As an adult I do not judge what others are eating but I am very aware of it because I find it interesting so I do pay attention. The only thing that really bothers me is if the group finishes eating and there's one person that finishes ten minutes later. I like everyone to finish at the same time give or take.


----------



## Ichida (Nov 24, 2008)

Perfectly said!!!



candie702 said:


> I think at any social occasion where food is involved it makes people uncomfortable if someone isn't eating or isn't eating heartily. I have food allergies and sometimes when out to dinner there is nothing on the menu I feel comfortable eating so I'll order just a water. Yes it makes me the odd one out but it's better than eating something with hidden allergens and being sick for the next couple of days.
> When I was growing up my father always sat at the head of the table. He was the "leader" in the meal and he ate the most, more than my mother and sisters. From a young age, like many other woman, this sort of thing has cemented the idea that eating large quantities of food is more masculine that eating a small portion. QUOTE]


----------



## bigpulve (Nov 24, 2008)

I think it depends on your life growing up. My whole family is larger than normal, but they arent very comfortable with it. so I always grew up with the weight loss stuff and everything. But I am very uncomfortable eating with other people especially eating heavily......


----------



## fat hiker (Jan 15, 2009)

edx said:


> Do you ever have that thing, at a big family dinner or a celebration with co-workers or whatever, where people seem disappointed if you don't eat heavily?
> 
> Most often I hear it from petite women, I always wonder if they are vicarious eaters? (they are watching their wait so won't have more than, say, one slice of pizza at lunch when we get pizza in at work, but it seems to bug them if any of the heavier guys are not eating heartily).
> 
> I think it is the combination of 'guy' plus 'big' just makes people assume that you'll be a big eater all of the time. So if you aren't eating, something must be wrong.

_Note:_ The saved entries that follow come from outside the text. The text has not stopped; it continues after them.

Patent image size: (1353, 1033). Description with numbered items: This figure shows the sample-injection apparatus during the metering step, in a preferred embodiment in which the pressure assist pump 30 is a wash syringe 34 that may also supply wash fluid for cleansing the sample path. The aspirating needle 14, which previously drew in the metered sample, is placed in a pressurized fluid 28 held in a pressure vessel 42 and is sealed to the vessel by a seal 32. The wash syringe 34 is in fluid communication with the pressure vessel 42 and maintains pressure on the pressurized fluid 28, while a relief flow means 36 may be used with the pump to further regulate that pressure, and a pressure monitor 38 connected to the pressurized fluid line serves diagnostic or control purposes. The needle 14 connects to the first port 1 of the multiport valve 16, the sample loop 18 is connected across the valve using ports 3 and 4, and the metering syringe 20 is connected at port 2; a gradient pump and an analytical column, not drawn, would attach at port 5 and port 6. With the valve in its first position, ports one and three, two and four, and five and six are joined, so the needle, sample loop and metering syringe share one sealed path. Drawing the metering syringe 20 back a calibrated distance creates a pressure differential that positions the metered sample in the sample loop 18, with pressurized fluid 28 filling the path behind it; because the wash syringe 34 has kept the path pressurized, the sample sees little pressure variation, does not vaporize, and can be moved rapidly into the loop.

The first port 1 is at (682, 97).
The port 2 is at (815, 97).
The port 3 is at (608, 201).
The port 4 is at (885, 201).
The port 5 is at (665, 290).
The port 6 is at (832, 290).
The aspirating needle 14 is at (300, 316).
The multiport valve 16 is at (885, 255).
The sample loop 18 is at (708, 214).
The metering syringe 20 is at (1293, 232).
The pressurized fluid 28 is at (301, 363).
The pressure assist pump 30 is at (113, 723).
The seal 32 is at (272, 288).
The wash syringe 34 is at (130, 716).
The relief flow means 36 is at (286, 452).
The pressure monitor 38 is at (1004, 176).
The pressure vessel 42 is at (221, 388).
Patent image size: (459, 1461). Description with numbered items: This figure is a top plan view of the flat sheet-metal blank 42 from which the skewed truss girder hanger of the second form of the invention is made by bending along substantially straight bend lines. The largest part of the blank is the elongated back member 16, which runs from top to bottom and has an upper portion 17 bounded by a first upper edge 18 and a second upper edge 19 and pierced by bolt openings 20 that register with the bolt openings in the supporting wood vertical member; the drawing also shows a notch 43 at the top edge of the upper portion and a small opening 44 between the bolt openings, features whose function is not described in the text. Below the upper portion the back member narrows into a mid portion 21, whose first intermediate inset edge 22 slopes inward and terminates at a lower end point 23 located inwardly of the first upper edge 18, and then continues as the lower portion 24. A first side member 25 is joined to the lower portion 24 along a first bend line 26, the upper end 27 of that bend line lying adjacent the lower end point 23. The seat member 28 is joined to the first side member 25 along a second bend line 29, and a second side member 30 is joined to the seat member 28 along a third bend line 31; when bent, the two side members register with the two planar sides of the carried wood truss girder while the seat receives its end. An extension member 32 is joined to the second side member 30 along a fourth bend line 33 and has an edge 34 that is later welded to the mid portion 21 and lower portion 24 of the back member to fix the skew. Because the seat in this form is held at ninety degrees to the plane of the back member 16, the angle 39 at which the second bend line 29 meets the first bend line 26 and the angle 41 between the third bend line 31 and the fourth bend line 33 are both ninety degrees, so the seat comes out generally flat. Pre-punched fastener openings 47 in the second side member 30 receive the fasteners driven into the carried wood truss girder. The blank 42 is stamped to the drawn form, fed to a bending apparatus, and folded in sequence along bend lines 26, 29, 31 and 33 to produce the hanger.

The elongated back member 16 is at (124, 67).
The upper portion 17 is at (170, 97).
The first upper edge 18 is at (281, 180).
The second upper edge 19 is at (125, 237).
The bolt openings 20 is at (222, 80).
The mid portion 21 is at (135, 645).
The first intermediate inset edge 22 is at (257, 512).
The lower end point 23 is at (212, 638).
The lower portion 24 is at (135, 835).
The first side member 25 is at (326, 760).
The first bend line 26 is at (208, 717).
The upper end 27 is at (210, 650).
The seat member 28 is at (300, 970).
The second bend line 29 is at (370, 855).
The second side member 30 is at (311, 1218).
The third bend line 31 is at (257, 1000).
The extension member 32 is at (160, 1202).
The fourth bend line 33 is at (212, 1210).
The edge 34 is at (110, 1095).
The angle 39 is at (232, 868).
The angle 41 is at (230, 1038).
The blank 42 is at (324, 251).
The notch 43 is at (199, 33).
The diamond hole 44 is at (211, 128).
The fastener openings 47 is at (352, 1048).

Definitely - I've even had it once over drinking - we had a Christmas function at work, with a lot of donated wine, and, while I like wine, I don't much like being drunk, so I was being quite moderate (I was at work, too), when one of my colleagues, a guy who used to play football (so he's fairly large) but who because of old injuries has to keep himself fairly trim came up to me and said, "...you've got body mass, c'mon, you must be able to drink!"

In his defence he'd definitely had a few himself, but I was a bit shocked to see the 'you're big, you ought to eat more' thing moved over to alcohol...


----------



## escapist (Jan 15, 2009)

WOW, all of you who feel sad when the guys just don't eat should just hang out with me. You would never know sorrow again HAhahahaha. Now seriously others usually put the expectation on me to out eat everybody and well its just cause I'm friggin HUGE! See for a long time I didn't even know how big I was to other people (I don't work that way in my head), anyways I saw a guy on new years who was about my height, and maybe 200 lbs less. EVERYBODY noticed this guy and you could feel it. I had to ask my friends, "Hey, am I like that guy, am I just so big that the room and the people just tend to conform around me like that and notice me like that?". So it really sank in cause like I said I knew I was bigger....oh and just for fun to up the action and attention I did cartwheels and kicked over the bouncers head! Hahaha now that was Funny his jaw dropped he was actually 6'5".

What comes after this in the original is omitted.